Summary
Title: One Nation Under God
Author: Vincent M. Wales
Publisher: DGC Press
ISBN: 0974133701
Book Review
Vincent Wales One Nation Under God is a novel about a president who gradually restricts civil liberties in the name of promoting morality and Christianity. Criticism of the president is banned. Blasphemy is outlawed. Gays are sent to reeducation camps. Offensive web sites are eliminated. Religious liberty is defined as only applying to true religions (Christianity) and not to false religions (everything else).
In a good novel, though, such historical events are a backdrop for the lives and relationships of characters which readers can identify with. The primary character is Mary Christopher, daughter of the president and a perfect Christian girl until, that is, she tries to save an atheist she meets in a chat room and ends up questioning everything: her beliefs, her religion, and as a consequence even her sexuality.
Whether you enjoy Vincent Wales book will depend upon what you are looking for. He does an excellent job at imagining a realistic future and plausible steps by which liberty is undermined. The unusual style makes the story go by in a fast-paced manner which feels real because we are reading the sorts of news stories and web pages which could exist at the time. The interactions between Mary and the various other characters in the story also seem realistic based upon my own experiences with such interactions.
One Nation Under God is constructed in an unconventional style. Rather than a straightforward text, the book is set up as a series of glimpses into the lives of the characters: snippets from diaries, passages from emails, screenshots of web sites, and sections of news reports, all from the perspectives of different people. Some readers will probably find it disconcerting and too difficult to follow; the pieces do hang together rather well, though, and readers who are accustomed to viewing material online will probably find this style easy to slip into.
Where there may be something lacking, though, is in the development of some characters. Character development typically proceeds through their interactions with each other, but most of the interactions here occur online which sharply limits the scope of possible development; what associations do occur in real life are only reported on after the fact by one of the characters themselves. I dont think we ever read about a single event from multiple perspectives, something that would have been easy given the books style and which could have provided interesting insights on the characters.
The style imposes further limitations on how character development can proceed because we only have information from their perspective and what other characters are saying to them. There is no omniscient narrator who can draw things together, create context, or tell us things that the characters themselves may not know or even be willing to acknowledge.

On the other hand, the use of diaries does allow us to see Marys development in a manner that wouldnt ordinarily be easy.
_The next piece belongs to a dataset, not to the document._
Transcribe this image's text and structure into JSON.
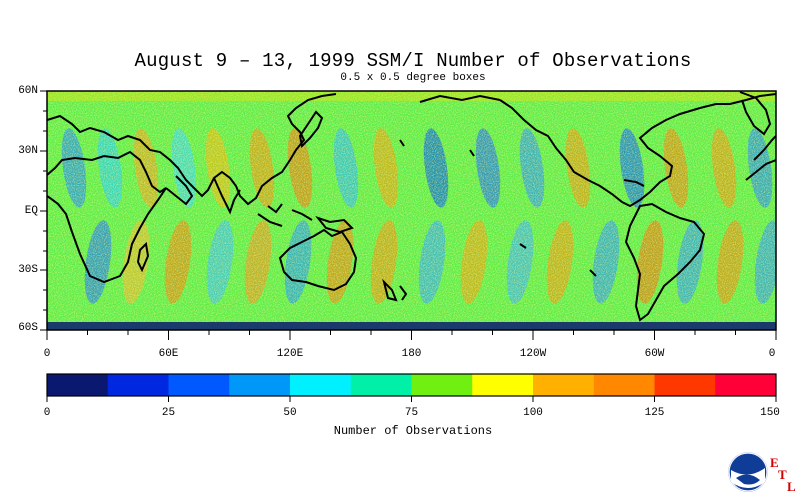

Because some of the characters dont feel as well developed as they might otherwise be, I didnt find myself caring as much about their fates as I wish I could have. I certainly cared about how the overall plot would be resolved (How far would the president go? How far would the violence against nonbelievers go?), but my interest in the characters was largely limited to how they connected to the political and social lines in the plot, not for their own sakes. If anything, I might have cared more about the negative characters (like the president) their changes are more dramatic, and because we see their perspective, we can understand how and why they act as they do.
Wales book gets you to think about some important issues and about the possible consequences of what some religious conservatives advocate, which is good. If youre interested in dystopian stories or more general issues involving the power of the Christian Right, youll probably enjoy this book. If you place a high value on characters, though, you may not like it as much.